La partition de Rodgers et Hart comprenait l’un de leurs classiques, le mélancolique With a Song in My Heart, et deux autres belles ballades: Yours Sincerely et Why Can’t I?. Attention, la chanson-titre de cette partition Spring Is Here (in Person) n’a rien à voir avec la chanson beaucoup plus célèbre Spring Is Here que Rodgers et Hart ont écrite pour I Married an Angel () (1938).

Malgré des critiques plutôt favorables, une chanson à succès, un casting de qualité et un livret amusant, le spectacle n’a tenu que trois mois à Broadway. Il n’y a pas eu d’US-Tour post-Broadway, mais deux versions de film ont suivi: Spring Is Here () (1930) et Yours Sincerily (1933). Dans le premier, seule la moitié des chansons de la version de Broadway sont utilisées car le film ne dure que 70 minutes.
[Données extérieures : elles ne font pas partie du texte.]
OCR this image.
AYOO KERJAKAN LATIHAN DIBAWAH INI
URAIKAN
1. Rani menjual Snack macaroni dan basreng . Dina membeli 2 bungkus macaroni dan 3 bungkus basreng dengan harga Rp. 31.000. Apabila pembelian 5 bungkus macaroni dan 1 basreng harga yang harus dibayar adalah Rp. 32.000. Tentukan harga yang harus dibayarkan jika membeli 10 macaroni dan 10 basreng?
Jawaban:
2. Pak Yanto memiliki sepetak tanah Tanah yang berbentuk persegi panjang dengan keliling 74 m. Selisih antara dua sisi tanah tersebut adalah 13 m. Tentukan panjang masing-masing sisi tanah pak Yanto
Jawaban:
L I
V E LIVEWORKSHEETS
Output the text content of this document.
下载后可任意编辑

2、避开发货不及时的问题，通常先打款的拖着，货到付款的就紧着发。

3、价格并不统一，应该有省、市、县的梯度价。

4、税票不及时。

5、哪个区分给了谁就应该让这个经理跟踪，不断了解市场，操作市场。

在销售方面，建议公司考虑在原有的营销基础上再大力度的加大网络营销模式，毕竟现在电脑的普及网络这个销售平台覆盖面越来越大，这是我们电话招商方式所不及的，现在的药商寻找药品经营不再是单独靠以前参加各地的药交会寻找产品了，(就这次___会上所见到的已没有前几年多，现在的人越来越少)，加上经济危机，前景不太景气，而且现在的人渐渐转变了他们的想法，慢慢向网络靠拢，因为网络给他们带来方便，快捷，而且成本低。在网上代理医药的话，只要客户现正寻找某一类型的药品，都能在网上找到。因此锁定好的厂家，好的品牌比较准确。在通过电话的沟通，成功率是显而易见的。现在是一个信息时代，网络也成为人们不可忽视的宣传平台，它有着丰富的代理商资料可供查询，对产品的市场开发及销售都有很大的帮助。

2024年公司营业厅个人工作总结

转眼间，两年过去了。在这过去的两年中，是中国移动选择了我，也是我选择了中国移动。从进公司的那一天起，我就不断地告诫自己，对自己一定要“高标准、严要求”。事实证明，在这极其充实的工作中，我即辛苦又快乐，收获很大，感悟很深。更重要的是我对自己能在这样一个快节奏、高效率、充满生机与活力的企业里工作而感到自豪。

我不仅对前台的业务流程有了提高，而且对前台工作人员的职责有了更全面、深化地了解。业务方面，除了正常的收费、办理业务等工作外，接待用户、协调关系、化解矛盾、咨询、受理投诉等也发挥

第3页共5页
Il faut dire que ce fut une époque difficile pour toute pièce de théâtre ou tout musical qui n’était pas exceptionnel. Être simplement «réussi» ne suffisait plus. Les cinémas étaient envahis par les films parlants et le public préférait acheter des billets moins chers et des horaires plus pratiques. Même la célèbre Theatre Guild avec ses 25.000 abonnés, n’a pas été en mesure de prolonger bon nombre de ses pièces au-delà de la période habituelle de six semaines.

D) Clin d'œil...

Durant l’été 1929, Rodgers va prendre une décision «difficile». Il avait 27 ans, était financièrement indépendant et ... vivait toujours chez ses parents! Il va enfin faire le pas et aller vivre ailleurs. Pour la première fois en presque 33 ans de vie conjugale, ses parents allaient enfin être seuls.